Sie zeigt auch, dass viele der befragten Eltern/Angehörigen, ihre Kinder zwar zur Schule begleiten. Dabei sind die Fortbewegungsmittel jedoch sehr unterschiedlich z.B. das Auto, das Fahrrad oder zu Fuß, wobei das Auto nur von einem sehr geringen Anteil genutzt wird.
Der Gesamtanteil der Eltern/Angehörigen, die das Auto nutzen, wird aber von den Teilnehmenden in einem Bereich von < 25 % bis 50 % eingeschätzt.

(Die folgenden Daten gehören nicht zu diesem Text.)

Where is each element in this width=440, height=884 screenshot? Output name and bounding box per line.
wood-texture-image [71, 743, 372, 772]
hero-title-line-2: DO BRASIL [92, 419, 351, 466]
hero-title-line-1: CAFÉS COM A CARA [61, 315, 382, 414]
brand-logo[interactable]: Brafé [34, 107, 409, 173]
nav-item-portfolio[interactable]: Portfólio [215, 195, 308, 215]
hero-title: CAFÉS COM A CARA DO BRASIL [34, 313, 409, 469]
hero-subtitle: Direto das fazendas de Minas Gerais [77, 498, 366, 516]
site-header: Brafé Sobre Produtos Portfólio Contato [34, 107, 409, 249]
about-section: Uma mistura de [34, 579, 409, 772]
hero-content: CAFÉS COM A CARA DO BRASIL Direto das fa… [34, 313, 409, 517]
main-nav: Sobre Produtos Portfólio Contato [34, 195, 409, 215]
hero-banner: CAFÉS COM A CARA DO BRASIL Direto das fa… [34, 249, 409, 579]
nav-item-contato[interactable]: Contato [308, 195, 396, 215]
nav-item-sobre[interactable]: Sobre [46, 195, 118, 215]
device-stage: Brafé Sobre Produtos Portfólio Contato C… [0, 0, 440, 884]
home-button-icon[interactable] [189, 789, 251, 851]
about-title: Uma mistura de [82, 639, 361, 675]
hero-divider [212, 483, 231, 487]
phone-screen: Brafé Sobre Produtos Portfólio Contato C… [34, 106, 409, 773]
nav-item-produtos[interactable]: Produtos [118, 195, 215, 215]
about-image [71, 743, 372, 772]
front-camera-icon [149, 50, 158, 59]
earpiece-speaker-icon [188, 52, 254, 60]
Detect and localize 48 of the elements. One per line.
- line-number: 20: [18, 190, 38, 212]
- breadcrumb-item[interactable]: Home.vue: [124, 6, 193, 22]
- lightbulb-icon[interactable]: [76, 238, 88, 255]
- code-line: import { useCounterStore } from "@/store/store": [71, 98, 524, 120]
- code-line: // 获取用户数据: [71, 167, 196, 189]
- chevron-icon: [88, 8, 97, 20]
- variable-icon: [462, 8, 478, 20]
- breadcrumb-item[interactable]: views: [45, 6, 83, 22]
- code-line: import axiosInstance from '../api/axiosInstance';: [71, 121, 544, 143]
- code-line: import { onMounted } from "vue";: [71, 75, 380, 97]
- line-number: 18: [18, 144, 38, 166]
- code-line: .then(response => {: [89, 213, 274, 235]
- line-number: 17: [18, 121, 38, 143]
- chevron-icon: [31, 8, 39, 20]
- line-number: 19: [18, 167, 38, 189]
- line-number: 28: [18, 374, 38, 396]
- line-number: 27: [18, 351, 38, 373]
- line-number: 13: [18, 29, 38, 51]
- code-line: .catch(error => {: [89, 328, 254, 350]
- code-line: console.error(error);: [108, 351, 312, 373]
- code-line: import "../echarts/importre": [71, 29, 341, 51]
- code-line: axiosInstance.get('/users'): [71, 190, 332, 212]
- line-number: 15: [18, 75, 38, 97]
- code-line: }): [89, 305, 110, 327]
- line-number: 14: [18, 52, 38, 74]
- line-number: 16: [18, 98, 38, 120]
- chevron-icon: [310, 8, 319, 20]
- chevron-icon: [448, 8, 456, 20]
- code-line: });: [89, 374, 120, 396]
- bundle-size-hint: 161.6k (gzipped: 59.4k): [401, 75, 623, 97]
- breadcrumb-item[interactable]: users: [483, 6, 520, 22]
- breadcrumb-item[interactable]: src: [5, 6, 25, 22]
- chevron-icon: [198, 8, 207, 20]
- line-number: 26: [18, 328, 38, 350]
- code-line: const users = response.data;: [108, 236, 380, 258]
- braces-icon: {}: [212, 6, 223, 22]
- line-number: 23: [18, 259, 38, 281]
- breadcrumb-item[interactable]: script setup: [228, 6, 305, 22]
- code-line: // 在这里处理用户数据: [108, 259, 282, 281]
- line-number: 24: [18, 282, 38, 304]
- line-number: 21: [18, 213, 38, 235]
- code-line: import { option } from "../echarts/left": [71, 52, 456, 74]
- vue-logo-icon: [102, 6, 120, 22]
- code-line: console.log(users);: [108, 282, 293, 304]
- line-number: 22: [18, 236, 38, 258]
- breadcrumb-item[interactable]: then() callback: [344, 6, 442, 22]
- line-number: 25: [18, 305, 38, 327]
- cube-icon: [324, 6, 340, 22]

Die Gründe, Kinder zur Schule zu begleiten, können dabei sehr unterschiedlich sein. Sie reichen von Sicherheitsbedenken, Länge des Schulwegs bis hin zu organisatorischen Aspekten.

Die Umfrage hat uns wertvolle Einblicke in die Wahrnehmungen und Bedenken der Teilnehmenden gegeben. Darauf aufbauend möchten wir nun:

  • diese Einschätzungen gegen sensor-basierte Messwerte spiegeln;
  • in einen offenen Dialog mit den betroffenen Gruppen treten, um gemeinsam kreativ nach digitalen und anderen Lösungen zu suchen, die helfen, Sicherheitsbedenken auszuräumen und Probleme im Sinne einer Smart City zu lösen.

Der BVSC bedankt sich herzlich bei allen Personen, die sich Zeit für die Teilnahme an der Umfrage genommen haben. Ihre Rückmeldungen sind sehr wertvoll für die Planung der nächsten Schritte. Besonders erfreulich ist, dass viele Befragte bereit sind, sich ehrenamtlich für eine Verbesserung der Verkehrssituation einzusetzen.